Bringing Armenian flair to the festival, Hungry Nomad is one of the only trucks that will serve Mediterranean cuisine. The establishment serves homemade dishes the family has made for generations, evolving to incorporate Californian elements in the recipes. Sandwiches, wraps and salads encompass the majority of the menu. The chicken pesto and blue cheese steak sandwich are just a couple of the choices featured, with the blue cheese option “guaranteed to put a smile on your face” by the owners. Vegetarian options fill up nearly half of the menu, including items such as the avocado stack sandwich, the za’atar feta wrap and the fattoush salad — Hungry Nomad’s best selling item. On the side, baked za’atar chips are seasoned with a mixture of several Mediterranean herbs and hummus comes in heaping quantities, perfect to use as a dip for pita bread.

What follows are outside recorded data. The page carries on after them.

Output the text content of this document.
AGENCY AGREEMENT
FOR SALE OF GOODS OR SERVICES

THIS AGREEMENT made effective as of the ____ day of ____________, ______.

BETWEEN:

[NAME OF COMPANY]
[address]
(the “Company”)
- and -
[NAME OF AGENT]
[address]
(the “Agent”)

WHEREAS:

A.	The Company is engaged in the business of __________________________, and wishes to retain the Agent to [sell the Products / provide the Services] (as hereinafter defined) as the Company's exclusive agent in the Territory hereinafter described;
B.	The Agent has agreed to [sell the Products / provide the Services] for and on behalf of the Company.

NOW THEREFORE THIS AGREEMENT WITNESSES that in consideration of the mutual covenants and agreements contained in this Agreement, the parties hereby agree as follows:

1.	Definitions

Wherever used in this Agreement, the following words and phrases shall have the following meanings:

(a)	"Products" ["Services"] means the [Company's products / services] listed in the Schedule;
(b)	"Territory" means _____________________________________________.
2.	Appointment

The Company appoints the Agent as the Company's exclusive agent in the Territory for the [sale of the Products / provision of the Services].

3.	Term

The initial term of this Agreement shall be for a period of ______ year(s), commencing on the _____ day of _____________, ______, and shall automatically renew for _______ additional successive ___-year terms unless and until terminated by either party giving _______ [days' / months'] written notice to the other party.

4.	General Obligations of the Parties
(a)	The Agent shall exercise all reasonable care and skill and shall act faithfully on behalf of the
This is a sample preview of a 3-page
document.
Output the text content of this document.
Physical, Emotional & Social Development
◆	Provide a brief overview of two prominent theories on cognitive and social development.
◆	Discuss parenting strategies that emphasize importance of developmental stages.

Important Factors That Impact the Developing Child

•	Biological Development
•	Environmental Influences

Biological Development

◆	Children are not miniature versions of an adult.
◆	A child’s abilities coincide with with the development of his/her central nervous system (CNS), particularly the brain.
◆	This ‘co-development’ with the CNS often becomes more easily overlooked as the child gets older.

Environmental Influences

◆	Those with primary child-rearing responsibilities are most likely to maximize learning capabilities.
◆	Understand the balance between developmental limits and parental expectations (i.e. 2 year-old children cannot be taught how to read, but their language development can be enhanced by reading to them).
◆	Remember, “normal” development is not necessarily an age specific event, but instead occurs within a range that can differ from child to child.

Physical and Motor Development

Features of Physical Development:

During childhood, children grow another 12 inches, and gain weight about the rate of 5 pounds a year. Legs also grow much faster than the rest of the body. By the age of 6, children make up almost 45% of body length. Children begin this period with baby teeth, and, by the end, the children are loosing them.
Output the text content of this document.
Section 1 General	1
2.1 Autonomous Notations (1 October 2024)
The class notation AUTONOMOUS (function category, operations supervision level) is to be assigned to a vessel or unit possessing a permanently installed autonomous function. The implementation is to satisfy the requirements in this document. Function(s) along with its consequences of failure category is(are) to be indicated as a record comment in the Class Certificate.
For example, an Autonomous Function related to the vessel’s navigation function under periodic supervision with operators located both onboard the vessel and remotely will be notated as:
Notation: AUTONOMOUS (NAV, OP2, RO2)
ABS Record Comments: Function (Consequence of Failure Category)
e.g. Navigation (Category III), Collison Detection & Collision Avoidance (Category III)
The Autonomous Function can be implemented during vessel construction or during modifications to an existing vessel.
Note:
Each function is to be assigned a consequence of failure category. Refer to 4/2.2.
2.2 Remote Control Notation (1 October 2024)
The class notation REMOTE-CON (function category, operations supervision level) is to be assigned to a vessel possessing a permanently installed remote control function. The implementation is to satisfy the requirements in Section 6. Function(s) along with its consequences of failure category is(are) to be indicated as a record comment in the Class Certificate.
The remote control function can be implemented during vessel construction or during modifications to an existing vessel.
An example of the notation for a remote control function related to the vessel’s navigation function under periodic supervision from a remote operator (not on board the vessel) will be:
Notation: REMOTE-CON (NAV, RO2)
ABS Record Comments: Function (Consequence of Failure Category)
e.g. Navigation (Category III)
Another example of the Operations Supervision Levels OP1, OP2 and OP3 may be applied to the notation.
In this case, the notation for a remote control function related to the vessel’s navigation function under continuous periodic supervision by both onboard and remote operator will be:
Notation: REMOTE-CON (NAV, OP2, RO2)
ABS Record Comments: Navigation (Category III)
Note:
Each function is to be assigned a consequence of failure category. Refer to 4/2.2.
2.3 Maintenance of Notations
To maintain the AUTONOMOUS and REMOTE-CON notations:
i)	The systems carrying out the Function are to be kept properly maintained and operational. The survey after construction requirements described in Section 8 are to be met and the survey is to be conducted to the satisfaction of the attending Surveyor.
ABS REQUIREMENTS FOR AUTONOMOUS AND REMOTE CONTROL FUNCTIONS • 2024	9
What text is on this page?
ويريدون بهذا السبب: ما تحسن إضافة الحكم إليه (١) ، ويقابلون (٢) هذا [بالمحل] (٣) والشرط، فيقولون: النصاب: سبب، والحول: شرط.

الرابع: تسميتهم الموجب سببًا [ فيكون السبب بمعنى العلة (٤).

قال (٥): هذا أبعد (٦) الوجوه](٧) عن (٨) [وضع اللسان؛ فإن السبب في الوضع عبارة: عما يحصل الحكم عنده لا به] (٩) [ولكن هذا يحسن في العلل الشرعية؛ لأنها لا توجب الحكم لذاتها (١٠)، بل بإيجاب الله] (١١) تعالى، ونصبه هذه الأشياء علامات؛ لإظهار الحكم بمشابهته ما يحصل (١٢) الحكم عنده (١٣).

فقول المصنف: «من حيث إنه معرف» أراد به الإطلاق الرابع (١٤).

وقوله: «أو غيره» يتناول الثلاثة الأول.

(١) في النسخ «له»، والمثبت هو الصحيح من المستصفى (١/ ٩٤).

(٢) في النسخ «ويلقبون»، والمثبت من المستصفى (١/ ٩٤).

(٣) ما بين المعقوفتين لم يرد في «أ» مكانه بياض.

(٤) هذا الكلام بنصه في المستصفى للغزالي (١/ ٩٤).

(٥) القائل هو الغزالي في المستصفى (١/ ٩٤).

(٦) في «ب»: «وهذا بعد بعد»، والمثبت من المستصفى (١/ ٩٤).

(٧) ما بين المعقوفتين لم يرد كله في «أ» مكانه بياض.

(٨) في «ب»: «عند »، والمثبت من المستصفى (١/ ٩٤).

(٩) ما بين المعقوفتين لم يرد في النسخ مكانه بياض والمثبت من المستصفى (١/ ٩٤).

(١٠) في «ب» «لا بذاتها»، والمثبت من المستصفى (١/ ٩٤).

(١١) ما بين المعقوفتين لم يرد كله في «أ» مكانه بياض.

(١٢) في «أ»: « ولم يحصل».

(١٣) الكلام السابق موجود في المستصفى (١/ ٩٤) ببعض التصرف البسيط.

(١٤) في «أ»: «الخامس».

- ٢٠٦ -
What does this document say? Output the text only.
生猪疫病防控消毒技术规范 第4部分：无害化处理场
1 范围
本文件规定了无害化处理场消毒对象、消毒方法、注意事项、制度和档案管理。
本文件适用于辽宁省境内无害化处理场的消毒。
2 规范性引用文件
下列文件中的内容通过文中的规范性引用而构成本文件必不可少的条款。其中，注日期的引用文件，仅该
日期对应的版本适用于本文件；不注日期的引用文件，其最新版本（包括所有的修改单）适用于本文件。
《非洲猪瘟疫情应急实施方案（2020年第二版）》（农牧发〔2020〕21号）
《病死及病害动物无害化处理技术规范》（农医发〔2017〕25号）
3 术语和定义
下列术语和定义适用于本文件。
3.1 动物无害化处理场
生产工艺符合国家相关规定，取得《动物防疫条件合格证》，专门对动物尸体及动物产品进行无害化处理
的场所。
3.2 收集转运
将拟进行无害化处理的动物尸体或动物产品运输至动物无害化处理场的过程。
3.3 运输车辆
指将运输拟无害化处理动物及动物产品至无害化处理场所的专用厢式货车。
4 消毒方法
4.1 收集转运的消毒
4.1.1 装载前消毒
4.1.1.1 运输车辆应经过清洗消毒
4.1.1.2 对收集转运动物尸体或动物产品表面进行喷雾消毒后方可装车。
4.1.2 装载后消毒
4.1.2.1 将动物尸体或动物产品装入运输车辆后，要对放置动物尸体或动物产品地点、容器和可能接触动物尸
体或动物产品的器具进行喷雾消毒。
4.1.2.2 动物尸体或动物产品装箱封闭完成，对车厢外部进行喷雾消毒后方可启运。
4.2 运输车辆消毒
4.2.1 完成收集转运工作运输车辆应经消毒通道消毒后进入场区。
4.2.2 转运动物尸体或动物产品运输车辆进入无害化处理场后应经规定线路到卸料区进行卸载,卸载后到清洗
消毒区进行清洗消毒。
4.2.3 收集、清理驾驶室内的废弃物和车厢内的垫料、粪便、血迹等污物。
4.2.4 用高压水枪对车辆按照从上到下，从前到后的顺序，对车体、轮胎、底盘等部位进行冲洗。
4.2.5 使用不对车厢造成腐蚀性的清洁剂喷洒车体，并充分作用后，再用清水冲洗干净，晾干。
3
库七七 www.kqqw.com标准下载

Boasting 100% raw, all-natural ingredients and 20 flavors, Palazzolo’s Gelato provides customers with one-of-a-kind creations. The company was formed to create “the finest gelato and sorbetto this world has ever tasted,” free of artificial ingredients such as fillers, pastes or powders. Its current menu offers a wide assortment of flavors, ultimately satisfying any palette. Looking for something rich and creamy? Triple dark chocolate, bourbon caramel pecan or cappuccino chocolate swirl can handle that. Something fruity? Fresh strawberry, mango sorbet or banana caramel praline can satisfy that spot. A more lighthearted flavor? Chocolate chip cookie dough and peanut butter cup can immerse one into delectable nostalgia. And there are various unique combinations to try, with toasted coconut almond fudge and Mexican chocolate chipotle appealing to the adventurous.
Rice Balls of Fire
Having by far the most experience of the five food trucks, with past establishments in the Bay Area, Guam and South Korea, Chef James Parker’s Rice Balls of Fire offers Asian fusion cuisine. Mixing together a plethora of cultures — Korean, Japanese, Hawaiian, Mexican and American — the extensive menu presents more than 30 items. Entrees come in various forms and sizes. Sushi burritos are packed with typical sushi ingredients, from sashimi tuna and salmon to various vegetables. Tater tot dishes fuse Asian cultures into the fried potatoes, creating concoctions such as bulgogi, kimchi and pork belly tots. Grilled cheese follows the same route, combining similar ingredients to make items such as bulgogi and pork belly grilled cheese. In a separate section, the menu unleashes a handful of particularly unique oddities, such as SPAM musubi, Korean BBQ burrito and spice popcorn KFC. Topping off the menu, fresh watermelon, slush boba and milk tea boba drinks can help quench anyone’s thirst.